3,4回は勝っているはずだから、弱いはずはないだろう。
しかし一体、何回勝てば帰れるんだろうか?
自分の481という番号から考えて、・・・・考、えて・・・分からん。
とりあえずたくさんだろう。
こんな俺が高校に入れたのが不思議で仕方ない。
朝になった。
腹が減った。
昨日の夜は?
疲れ切って寝た。
「すいません、朝ごはんってどうするんですか?」
「あれ、外で食べてきてないんですか?」
話しかけたのは、ソウがビンタしたおっさん。
繰り返します。
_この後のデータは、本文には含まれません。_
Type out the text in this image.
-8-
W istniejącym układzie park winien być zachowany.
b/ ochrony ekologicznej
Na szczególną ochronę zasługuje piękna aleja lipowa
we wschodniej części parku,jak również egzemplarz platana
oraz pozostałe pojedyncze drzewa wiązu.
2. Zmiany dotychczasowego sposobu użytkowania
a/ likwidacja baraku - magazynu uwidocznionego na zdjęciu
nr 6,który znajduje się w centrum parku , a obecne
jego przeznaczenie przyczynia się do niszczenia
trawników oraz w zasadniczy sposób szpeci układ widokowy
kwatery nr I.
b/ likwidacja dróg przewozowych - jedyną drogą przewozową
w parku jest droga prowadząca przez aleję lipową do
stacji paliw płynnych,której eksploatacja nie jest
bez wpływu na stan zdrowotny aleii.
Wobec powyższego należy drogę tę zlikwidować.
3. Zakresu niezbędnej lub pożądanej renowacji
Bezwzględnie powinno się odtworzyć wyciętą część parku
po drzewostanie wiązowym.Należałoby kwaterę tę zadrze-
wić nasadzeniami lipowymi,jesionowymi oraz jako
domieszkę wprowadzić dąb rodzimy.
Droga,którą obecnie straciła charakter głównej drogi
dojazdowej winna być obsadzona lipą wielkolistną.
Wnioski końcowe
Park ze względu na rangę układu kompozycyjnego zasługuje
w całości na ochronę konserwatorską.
‘ソウ’がビンタしたおっさん。
「今なら、まだ、外に出られると思いますよ」
「了解!」
扉を開けて、左右の道を交互ににらむ。
・・・・・あれ、俺どっちから来たっけ?
ググリュグリュルル。
戦う気になれん。
そうだ、王様を退屈させて、大会を終わらそう。
目の前には、斧を担いだ青年。
うわ!腕の筋肉ヤバ!
俺の太ももぐらいある。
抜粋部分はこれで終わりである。